-Segunda Parte-
Compartíamos el lunes pasado la primera entrega de este relato (¿una “nouvelle” tal vez?) titulado “El aljibe y la hiedra”, de Víctor H. Silveira, al tiempo que comentábamos que se trata de una curiosidad en la producción literaria de este escritor salteño. Por un lado, porque es el rescate de un texto inédito, de 1988; por otro, porque lo que más se conoce de él son poemas, no narrativa. Aquí una segunda entrega:


EL ALJIBE Y LA HIEDRA – 2da. Parte
(…) Poco después, comenzaron las discusiones. Alicia cambió de carácter, me regañaba por motivos intrascendentes. Parecía agredirme incluso con sus silencios. Y hasta callada resultaba enervante. Me vigilaba. Fingía estar dormida y se levantaba a altas horas de la noche. Me seguía al patio, o se paraba en los escalones del fondo, como una sonámbula. Me mortificaba en extremo ver la expresión de su rostro, como si me compadeciera de algo. O como si yo estuviera enfermo, o algo parecido. Por lo demás nada de morbosotenía el hecho de que me levantara a ciertas horas nocturnas. Simplemente quería comprobar si de noche también tendrían lugar aquellas manifestaciones. ¿Tal vez con formas nuevas e impensadas? La noche tiene ese toque mágico que todo lo transforma, agregando misterio a lo ya de por sí misterioso y mágico. Me parecía comprender el desconcierto de Alicia, puesto que ella no era capaz de ver lo que yo veía: me miraba con ojos de lástima, cuando la que merecía lástima era ella…

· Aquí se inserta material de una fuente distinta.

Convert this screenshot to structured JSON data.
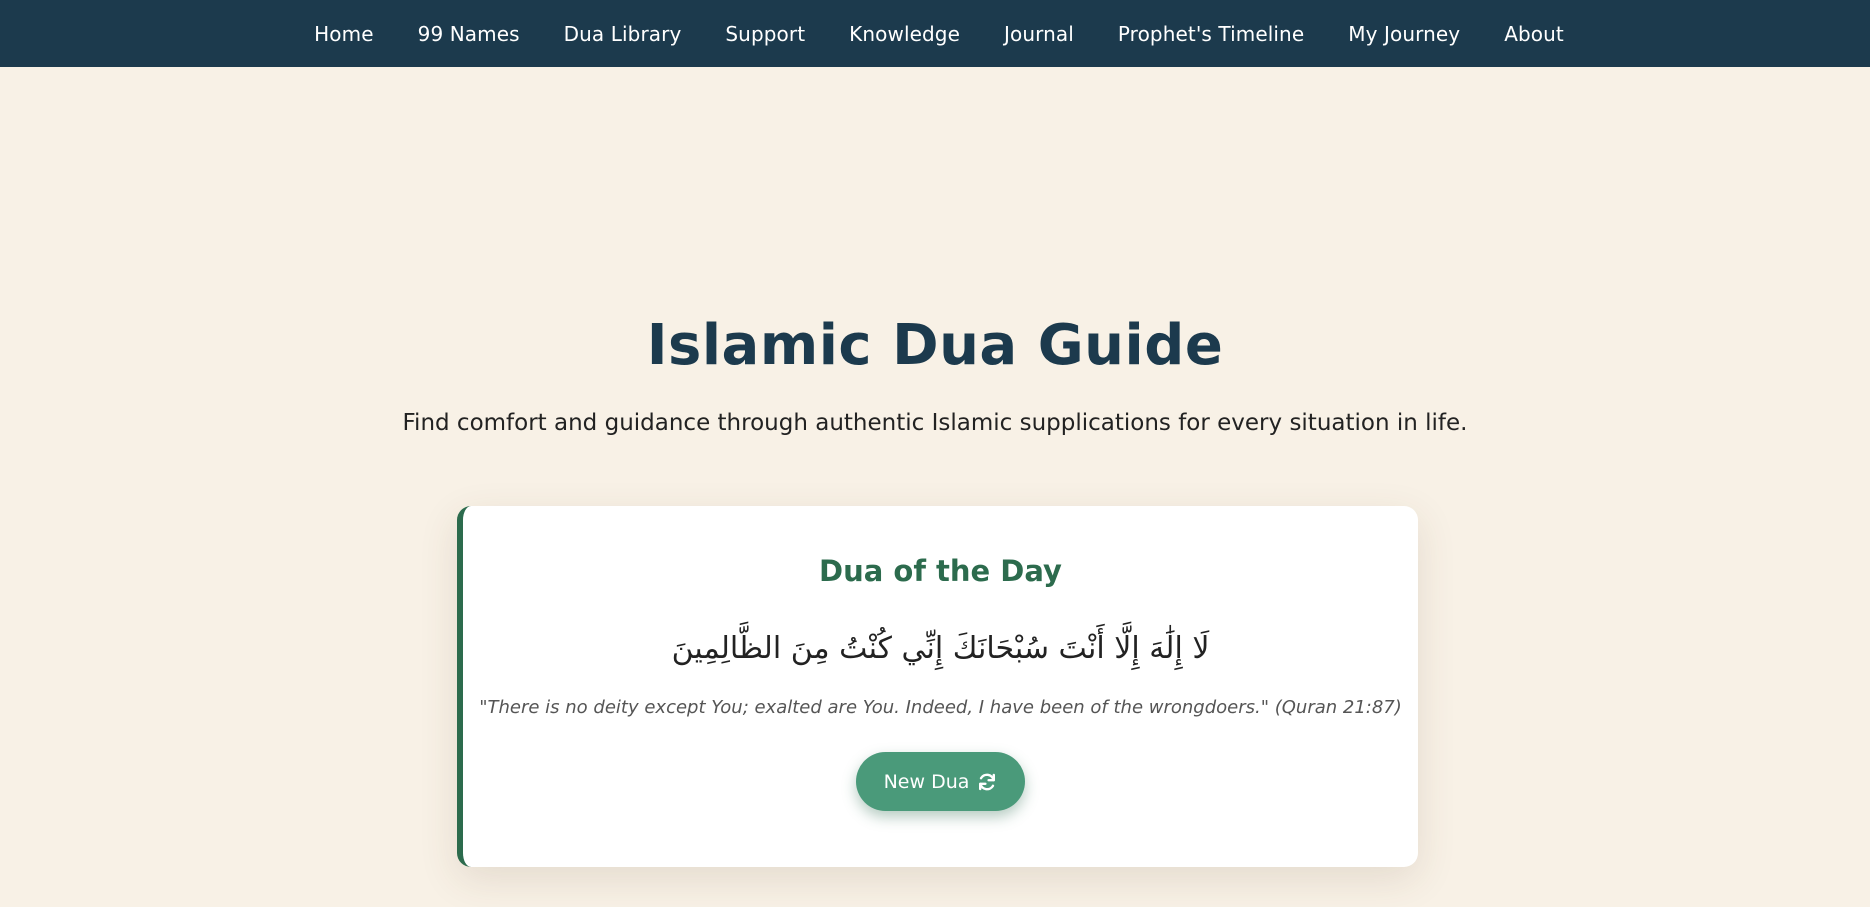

Una agradable noche del veranillo de San Juan, no resistí la tentación: abandoné en puntas de pies el dormitorio y me dirigí al patio. Había una luna llena que esplendía, poniendo una pátina de luz sobre el césped, el sauce y el brocal del aljibe. Yo, que jamás me sentí un poeta, estaba abriendo los ojos a un paisaje que solo los bardos podrían calibrar en su magnitud… Ahora, cuando miro hacia atrás algo obligado, realmente todo parece una locura, no lo niego. Pero una locura transfigurada y hermosa, si se exceptuaba, claro está, el incómodo resquicio de miedo -a veces terror- que me avasallaba por aquel tiempo, prendido como garfio. Así y todo, creo que aquella noche de luna llena, toqué el cielo con las manos. Mejor dicho, casi. Fue así: descalzo atravesé el patio, vestido solamente con el pantalón del pijama. El césped recién cortado, húmedo con el rocío de la medianoche, daba al aire un grato olor que se mezclaba con el aroma dulzón de las últimas rosas fucsia de Alicia. Llegué junto al brocal. Todo estaba en orden, todo en su sitio: la hiedra, la cadena, el balde -aún con su grafiti palíndromo– colgaba en uno de los arabescos de hierro negro. Me sentí decepcionado. Yo esperaba ver lo otro. Agucé los sentidos, esforcé la vista. Acuclillado, reduje al mínimo la respiración, atento al menor sonido. Nada.
Sí, algo. Cierto aroma, un olor distinto. Como una mezcla de algas y menta, más otra cosa desconocida, que provenía del fondo del pozo, o bien de su agua depurada y cristalina… Indudablemente que aquello, lo que fuera, tenía su propio aroma. Tal vez su propia exudación. Sin hacer ruido, comencé a destapiar el brocal. No sabía que en ese mismo instante Alicia se estaba levantando al notar mi ausencia.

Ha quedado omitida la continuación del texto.